Gregorio di Nissa ci ricorda che il desiderio di Dio cresce mentre viene appagato, dirà: «Il nostro andare non ha fine, perché Dio è infinito. L’anima tende sempre verso l’alto, come attratta da un desiderio che cresce nell’appagamento» (La vita di Mosè, II,232). Quando entriamo nel desiderio vero, nel desiderio che rigenera la storia ed il mondo, sentiamo di aver raggiunto la meta, e tuttavia quella meta non ci basta, piuttosto fa scaturire un desiderio ancora più grande, ancora più profondo: questi sono i fiumi d’acqua viva che zampillano in colui che crede.
Clemente Alessandrino ci indica che il desiderio vero richiede una educazione del cuore: «Il desiderio autentico è un’educazione: ci purifica e ci porta verso ciò che è eterno» (Stromata, VI,9,71). Siamo troppo abituati a desideri in-educati o mal-educati. Il desiderio, quello vero, porta verso l’alto non verso il basso, conduce al senso non alla sua negazione, orienta verso il bene non verso il male. Oggi, in questa società che non sa dare i nomi alle cose, perché non si sofferma a pensare, i desideri sono confusi con i vizi, con le passioni.
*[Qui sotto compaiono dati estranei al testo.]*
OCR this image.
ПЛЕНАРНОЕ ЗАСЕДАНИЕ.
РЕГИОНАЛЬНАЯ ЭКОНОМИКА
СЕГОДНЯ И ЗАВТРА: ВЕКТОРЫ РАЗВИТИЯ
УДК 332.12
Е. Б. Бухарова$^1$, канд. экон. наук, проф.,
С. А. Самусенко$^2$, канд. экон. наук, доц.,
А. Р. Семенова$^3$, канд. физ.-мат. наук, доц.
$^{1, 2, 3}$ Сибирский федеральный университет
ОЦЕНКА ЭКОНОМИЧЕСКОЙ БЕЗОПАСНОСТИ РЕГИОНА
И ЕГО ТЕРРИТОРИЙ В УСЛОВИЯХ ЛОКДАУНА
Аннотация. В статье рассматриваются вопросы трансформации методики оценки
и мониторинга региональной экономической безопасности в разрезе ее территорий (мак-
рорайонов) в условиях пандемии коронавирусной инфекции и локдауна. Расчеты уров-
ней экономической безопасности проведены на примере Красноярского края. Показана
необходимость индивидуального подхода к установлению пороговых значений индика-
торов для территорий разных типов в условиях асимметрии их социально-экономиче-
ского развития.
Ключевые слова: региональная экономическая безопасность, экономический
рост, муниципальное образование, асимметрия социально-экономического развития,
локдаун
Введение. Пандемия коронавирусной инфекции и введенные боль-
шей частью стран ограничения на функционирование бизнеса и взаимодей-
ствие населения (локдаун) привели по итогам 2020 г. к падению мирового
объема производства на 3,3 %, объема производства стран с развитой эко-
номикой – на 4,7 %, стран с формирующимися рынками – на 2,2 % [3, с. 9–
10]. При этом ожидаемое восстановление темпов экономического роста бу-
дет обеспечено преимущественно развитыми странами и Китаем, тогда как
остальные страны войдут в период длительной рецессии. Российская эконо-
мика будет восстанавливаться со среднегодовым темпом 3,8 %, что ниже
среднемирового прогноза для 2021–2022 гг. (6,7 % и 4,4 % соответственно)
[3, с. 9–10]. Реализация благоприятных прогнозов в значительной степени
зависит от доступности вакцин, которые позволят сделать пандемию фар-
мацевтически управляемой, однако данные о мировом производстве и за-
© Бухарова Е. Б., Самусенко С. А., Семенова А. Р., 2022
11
Il desiderio, invece, è l’orientamento della vita verso un bene più grande, verso un senso che dà pienezza; per questo imprime la forza dell’andare, del camminare decisi.
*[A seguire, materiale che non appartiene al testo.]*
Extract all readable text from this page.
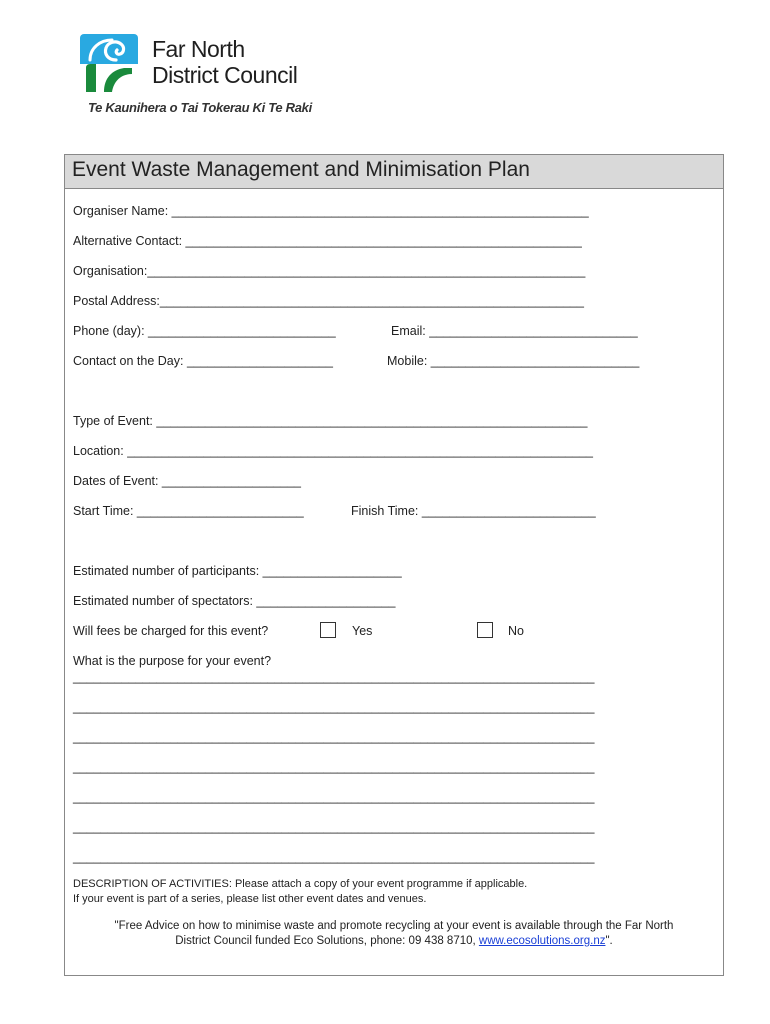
Far North
District Council
Te Kaunihera o Tai Tokerau Ki Te Raki
Event Waste Management and Minimisation Plan
Organiser Name: ____________________________________________________________
Alternative Contact: _________________________________________________________
Organisation:_______________________________________________________________
Postal Address:_____________________________________________________________
Phone (day): ___________________________	Email: ______________________________
Contact on the Day: _____________________	Mobile: ______________________________
Type of Event: ______________________________________________________________
Location: ___________________________________________________________________
Dates of Event: ____________________
Start Time: ________________________	Finish Time: _________________________
Estimated number of participants: ____________________
Estimated number of spectators: ____________________
Will fees be charged for this event?	Yes	No
What is the purpose for your event?
___________________________________________________________________________
___________________________________________________________________________
___________________________________________________________________________
___________________________________________________________________________
___________________________________________________________________________
___________________________________________________________________________
___________________________________________________________________________
DESCRIPTION OF ACTIVITIES: Please attach a copy of your event programme if applicable.
If your event is part of a series, please list other event dates and venues.
"Free Advice on how to minimise waste and promote recycling at your event is available through the Far North
District Council funded Eco Solutions, phone: 09 438 8710, www.ecosolutions.org.nz".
In questa domenica delle palme, entriamo nel desiderio di Gesù e lo seguiamo nel suo andare deciso al compimento del suo amore. Durante il triduo comprenderemo in profondità il significato del suo desiderare e del suo camminare. Solo così potremo riappropriarci dei nostri veri desideri e del nostro vero andare. Amen.